Propair Inc. is a charter airline with its headquarters and main base at the Rouyn-Noranda Airport in Rouyn-Noranda, Quebec, Canada. It operates charter and medevac flights and had a secondary base at Montréal–Trudeau International Airport, but it closed in July 2018.

== History ==
In 1954, Émilien Pronovost purchased a bush aviation company, La Sarre Air Services, which was headquartered in Nord-du-Québec and operated in a territory that enjoyed a wealth of natural resources but few if any roads. A pioneer of regional air transport, Pronovost grew his company by carrying workers, scientists and various prospectors attracted to the region. Over time, he was able to strengthen the company's position due to an influx of passengers destined for hunting and fishing camps. Successively supported by his daughters Lise and Claude, then his sons Jean and Louis, Pronovost played a key role in the development of Quebec's largest construction site at the time, the James Bay Project, a series of hydroelectric power stations on the La Grande River. After another ten years of growth, Jean and Louis purchased the company in 1981.

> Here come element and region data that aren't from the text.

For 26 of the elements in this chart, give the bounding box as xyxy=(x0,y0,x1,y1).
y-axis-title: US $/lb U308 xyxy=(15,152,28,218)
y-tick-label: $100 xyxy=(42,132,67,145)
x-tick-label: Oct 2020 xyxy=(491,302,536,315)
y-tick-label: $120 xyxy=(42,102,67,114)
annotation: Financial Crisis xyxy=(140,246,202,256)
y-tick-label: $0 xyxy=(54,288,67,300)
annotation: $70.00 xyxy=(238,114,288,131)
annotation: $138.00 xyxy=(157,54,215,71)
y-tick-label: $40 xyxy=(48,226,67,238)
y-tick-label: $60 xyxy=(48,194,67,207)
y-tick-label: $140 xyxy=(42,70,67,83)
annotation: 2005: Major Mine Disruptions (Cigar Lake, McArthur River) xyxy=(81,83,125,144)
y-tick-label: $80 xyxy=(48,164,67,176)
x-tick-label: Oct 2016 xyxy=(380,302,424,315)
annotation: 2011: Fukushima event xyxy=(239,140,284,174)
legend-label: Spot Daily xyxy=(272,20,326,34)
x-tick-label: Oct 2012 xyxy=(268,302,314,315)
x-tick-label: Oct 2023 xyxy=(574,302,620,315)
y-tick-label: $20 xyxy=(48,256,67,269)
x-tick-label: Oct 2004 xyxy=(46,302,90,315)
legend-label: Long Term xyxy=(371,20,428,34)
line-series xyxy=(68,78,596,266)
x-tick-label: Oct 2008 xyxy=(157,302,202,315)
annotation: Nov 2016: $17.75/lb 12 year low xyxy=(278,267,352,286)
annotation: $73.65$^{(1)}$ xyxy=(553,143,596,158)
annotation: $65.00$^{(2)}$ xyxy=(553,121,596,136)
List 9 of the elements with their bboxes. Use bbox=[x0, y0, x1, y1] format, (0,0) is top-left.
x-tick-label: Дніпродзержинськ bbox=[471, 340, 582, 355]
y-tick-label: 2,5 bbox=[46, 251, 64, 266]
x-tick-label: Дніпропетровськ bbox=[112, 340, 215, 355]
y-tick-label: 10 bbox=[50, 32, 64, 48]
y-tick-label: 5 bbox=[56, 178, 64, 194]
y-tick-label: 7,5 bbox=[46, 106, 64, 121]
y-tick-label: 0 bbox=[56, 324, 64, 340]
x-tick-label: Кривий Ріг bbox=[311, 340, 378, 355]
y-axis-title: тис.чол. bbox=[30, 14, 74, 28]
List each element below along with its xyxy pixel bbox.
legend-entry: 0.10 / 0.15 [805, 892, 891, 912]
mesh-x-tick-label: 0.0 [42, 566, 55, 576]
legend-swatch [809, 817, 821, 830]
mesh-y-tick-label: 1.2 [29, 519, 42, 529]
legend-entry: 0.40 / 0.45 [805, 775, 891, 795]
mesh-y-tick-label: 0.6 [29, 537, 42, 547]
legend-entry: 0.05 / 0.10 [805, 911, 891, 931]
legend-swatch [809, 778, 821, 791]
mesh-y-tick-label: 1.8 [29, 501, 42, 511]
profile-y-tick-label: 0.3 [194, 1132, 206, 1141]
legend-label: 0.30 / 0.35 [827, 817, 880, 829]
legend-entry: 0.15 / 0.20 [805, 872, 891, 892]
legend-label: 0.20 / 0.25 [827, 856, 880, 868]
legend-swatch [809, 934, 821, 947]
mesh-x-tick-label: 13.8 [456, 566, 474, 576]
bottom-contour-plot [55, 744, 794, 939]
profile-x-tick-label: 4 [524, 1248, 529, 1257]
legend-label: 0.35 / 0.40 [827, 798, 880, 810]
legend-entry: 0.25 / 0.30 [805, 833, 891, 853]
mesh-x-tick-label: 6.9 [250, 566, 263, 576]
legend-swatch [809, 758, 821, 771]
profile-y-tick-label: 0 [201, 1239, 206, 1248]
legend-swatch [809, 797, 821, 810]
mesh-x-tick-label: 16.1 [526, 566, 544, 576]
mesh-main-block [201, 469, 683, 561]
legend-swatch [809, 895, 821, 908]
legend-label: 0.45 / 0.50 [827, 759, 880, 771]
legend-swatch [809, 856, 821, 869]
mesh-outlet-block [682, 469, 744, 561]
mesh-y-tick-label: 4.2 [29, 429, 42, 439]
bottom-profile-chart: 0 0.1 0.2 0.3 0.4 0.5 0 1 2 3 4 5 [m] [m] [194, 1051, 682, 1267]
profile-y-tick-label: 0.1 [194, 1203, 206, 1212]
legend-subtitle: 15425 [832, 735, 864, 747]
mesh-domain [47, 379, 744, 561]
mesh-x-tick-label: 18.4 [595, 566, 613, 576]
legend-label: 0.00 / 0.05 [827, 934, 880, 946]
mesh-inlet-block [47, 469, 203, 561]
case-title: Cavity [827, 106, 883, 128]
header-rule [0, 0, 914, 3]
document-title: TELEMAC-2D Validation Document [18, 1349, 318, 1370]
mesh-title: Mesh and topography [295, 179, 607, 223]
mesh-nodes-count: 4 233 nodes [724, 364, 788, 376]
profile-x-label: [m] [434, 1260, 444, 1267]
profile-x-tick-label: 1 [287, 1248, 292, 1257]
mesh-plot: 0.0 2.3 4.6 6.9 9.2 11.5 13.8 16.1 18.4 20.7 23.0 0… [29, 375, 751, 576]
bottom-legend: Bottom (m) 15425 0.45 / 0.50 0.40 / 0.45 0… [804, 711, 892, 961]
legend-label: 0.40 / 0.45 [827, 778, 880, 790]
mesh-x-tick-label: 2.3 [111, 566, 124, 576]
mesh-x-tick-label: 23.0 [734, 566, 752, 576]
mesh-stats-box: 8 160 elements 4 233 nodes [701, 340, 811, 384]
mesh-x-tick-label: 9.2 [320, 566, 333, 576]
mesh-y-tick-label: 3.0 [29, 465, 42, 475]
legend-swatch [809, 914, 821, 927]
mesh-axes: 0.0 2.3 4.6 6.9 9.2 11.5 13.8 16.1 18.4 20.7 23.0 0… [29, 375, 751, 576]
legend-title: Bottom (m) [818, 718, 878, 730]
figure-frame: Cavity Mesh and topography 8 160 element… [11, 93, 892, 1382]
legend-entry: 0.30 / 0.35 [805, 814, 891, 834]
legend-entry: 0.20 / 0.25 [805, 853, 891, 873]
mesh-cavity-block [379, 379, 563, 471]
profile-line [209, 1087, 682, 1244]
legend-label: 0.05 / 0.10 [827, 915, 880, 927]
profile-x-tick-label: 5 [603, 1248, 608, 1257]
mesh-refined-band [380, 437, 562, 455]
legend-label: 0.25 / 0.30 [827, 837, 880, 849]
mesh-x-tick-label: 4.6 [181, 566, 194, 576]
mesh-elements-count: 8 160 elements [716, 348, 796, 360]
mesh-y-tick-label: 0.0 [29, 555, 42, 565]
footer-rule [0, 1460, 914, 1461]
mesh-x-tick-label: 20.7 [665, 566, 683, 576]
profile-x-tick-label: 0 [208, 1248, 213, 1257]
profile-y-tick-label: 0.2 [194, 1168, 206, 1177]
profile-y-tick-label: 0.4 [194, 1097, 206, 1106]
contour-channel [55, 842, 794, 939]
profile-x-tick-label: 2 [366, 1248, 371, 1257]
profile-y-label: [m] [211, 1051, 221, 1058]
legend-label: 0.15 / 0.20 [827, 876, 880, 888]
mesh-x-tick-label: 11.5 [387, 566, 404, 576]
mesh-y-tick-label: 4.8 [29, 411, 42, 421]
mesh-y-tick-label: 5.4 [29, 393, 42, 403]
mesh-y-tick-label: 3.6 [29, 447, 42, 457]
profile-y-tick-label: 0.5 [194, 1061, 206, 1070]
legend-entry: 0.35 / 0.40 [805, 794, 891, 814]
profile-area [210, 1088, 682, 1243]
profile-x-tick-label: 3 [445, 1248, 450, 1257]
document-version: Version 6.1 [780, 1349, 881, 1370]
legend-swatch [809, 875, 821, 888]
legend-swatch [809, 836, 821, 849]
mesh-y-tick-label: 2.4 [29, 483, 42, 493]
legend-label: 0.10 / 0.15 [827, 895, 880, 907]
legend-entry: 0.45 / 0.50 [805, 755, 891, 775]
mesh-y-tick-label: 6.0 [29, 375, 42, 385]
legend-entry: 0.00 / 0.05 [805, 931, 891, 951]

They also bought the company Air Fecteau in 1983, and amalgamated the two businesses to create Propair. With a fleet of around 40 aircraft, Propair was the largest bush aviation company in Eastern Canada, serving nearly the entire Quebec region. Once the region's major projects were completed, and with the signing of the James Bay and Northern Quebec Agreement and its impact on hunting and fishing trips, Propair found itself with a larger fleet than needed to meet the demands of its traditional market. In addition, new roads had been built over time, greatly facilitating ground access to the territory. In order to adjust to this new reality, Propair disposed of its bush aviation assets and acquired aircraft designed for business air charters and air taxi, namely turboprop aircraft with pressurized cabins, better adapted to the fast-growing market it had chosen to target.

===Flight 420===
On 18 June 1998, a company Fairchild-Swearingen Metro II was involved in a crash that killed all eleven people on board. Propair Flight 420 departed Montréal–Dorval International Airport, Quebec, at about 0701 Eastern Daylight Time en route to the Peterborough Airport, Ontario with nine passengers and two pilots. At 12 minutes after take-off, at 12500 ft above sea level, the crew radioed air traffic control (ATC) indicating a hydraulic problem and requested a return to Dorval. At about 0719, while descending through 8600 ft ASL, the crew told ATC that the left engine was on fire and had been shut down. At about 0720 hours, the crew decided to proceed to Montréal–Mirabel International Airport instead and at 0723, the crew informed ATC that the fire was out. While on final for runway 24 at Mirabel, the crew advised ATC that the left engine was once again on fire. On short final the left wing failed and all on board were killed when the aircraft impacted the ground.

== Services ==
Propair mainly operates air taxi and medevac flights in most part of Quebec, Ontario and the northeastern United States. Propair also offers support services (fuel, maintenance and cargo handling) at Rouyn-Noranda Airport

== Fleet ==
As of 15 January 2026 Transport Canada lists the following 14 aircraft types:

Propair fleet
| Aircraft | No. of aircraft | Variants | Notes |
| Beechcraft King Air | 7 | A100 | 9 passengers, cargo, medevac |
| Beechcraft 1900 | 7 | 1900D | 18 passengers, cargo |
| Total | 14 |  |  |  |

Propair was the last Canadian operator of the Grumman Gulfstream I, but retired their aircraft in 2017. However, Transport Canada still lists the plane with a valid certificate.